Activin A and BMP-4 induce cardiomyocyte-like cells differentiation of human amniotic epithelial cells.
- Author:
Xiaoyu HAN
1
;
Qi WAN
;
Wenchao WU
;
Ai ZHENG
;
Liang LI
;
Xiaojing LIU
Author Information
1. Laboratory of Cardioamscular Diseases, West China Hospital, Sichuan University, Chengdu 610041, China.

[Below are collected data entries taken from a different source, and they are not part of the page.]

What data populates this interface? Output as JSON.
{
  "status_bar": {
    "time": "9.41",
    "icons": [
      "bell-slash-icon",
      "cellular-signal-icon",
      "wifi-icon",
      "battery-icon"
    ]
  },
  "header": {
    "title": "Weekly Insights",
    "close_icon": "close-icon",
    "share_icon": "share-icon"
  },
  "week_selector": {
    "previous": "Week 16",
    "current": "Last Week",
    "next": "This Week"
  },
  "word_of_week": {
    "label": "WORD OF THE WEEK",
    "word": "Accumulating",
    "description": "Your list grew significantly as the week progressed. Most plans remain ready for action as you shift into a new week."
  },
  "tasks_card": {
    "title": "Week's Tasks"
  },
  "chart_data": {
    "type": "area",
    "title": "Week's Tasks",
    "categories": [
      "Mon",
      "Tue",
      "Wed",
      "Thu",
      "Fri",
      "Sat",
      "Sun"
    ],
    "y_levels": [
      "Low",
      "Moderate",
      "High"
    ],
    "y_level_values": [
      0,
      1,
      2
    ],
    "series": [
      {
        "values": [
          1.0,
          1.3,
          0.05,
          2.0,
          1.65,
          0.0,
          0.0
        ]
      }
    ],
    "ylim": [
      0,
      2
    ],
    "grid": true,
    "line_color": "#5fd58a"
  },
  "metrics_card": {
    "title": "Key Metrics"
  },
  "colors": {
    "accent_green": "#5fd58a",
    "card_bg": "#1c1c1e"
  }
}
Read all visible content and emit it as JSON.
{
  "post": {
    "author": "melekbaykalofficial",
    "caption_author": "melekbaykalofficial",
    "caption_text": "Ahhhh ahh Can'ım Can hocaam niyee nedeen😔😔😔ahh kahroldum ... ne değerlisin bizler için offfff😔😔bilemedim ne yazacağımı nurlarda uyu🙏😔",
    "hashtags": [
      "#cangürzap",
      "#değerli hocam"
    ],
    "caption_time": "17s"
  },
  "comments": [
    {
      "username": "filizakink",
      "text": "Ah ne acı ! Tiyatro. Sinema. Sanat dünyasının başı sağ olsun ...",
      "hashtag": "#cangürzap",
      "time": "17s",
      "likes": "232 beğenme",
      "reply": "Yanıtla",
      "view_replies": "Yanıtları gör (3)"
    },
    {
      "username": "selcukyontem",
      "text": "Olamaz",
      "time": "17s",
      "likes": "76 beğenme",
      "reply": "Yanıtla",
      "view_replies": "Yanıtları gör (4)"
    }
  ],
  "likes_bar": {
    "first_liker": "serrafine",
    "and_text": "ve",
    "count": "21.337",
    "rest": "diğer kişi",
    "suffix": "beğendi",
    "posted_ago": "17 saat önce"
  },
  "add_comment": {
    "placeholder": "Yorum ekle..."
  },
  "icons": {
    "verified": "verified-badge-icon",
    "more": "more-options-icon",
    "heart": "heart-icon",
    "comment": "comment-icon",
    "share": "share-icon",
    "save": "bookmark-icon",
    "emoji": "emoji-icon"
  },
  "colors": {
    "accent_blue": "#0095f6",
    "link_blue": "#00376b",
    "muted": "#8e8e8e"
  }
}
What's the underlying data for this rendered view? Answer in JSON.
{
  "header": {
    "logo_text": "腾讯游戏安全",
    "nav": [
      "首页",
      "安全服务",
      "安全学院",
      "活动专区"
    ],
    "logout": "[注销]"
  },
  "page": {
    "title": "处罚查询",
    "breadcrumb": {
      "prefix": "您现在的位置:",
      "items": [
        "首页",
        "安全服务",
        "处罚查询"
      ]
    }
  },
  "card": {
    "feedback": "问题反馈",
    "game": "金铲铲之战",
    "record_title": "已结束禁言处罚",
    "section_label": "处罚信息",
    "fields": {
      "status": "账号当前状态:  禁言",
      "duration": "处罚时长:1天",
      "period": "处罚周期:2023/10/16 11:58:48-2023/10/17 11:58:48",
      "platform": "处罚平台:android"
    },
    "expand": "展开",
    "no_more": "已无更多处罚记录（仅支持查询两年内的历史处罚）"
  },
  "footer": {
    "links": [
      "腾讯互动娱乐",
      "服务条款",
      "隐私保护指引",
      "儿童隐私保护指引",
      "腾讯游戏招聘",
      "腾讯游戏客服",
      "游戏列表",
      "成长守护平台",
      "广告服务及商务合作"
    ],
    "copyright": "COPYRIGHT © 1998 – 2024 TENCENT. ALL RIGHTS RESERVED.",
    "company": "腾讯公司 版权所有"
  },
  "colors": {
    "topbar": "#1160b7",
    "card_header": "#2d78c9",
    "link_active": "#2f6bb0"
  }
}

- Publication Type:Journal Article
- MeSH:
Activins;
pharmacology;
Amnion;
cytology;
Bone Morphogenetic Protein 4;
pharmacology;
Cell Culture Techniques;
Cell Differentiation;
drug effects;
Cells, Cultured;
Epithelial Cells;
cytology;
Humans;
Myocytes, Cardiac;
cytology;
Recombinant Proteins;
pharmacology
- From:
Journal of Biomedical Engineering
2011;28(6):1217-1222
- CountryChina
- Language:Chinese
-
Abstract:
Amniotic epithelial cells (AECs) have been expected to be a good cell source for stem cell-based cardiac repair. Activin A signaling is required for cardiac differentiation in human embryonic stem cells (ESCs), and bone morphogenetic protein-4 (BMP-4) is an important regulator that controls stem cell fates. Previous study has established an efficient protocol to generate cardiomyocytes from human ESCs via induction with Activin A and BMP-4. The aim of present study was to test the hypothesis that Activin A and BMP-4 could also induce AECs to differentiate into cardiomyocytes in vitro. Human AECs (hAECs) were isolated from human term placenta by trypsin digestion according to the previous reports. Freshly isolated hAECs were examined to detect the expression of cytokeratin 19 by immunocytochemistry. High-density undifferentiated hAECs at passage 1 were sequential treated with 100 ng/ ml human recombinant Actvin A and 10 ng/ml BMP-4. The expression of cardiac-specific genes was examined before and after in vitro induction of cellular differentiation. Freshly isolated hAEC could express cytokeratin 19, the specific marker of epithelial cells. The data showed that hAECs treated with Activin A and BMP-4 were able to express cardiac-specific genes, including Nkx2.5 and alpha-actinin. Our results demonstrated that Activin A and BMP-4 could induce cardiomyocyte differentiation of hAECs, which might be a novel approach to induce differentiation of AECs into cardiomyocytes-like cells.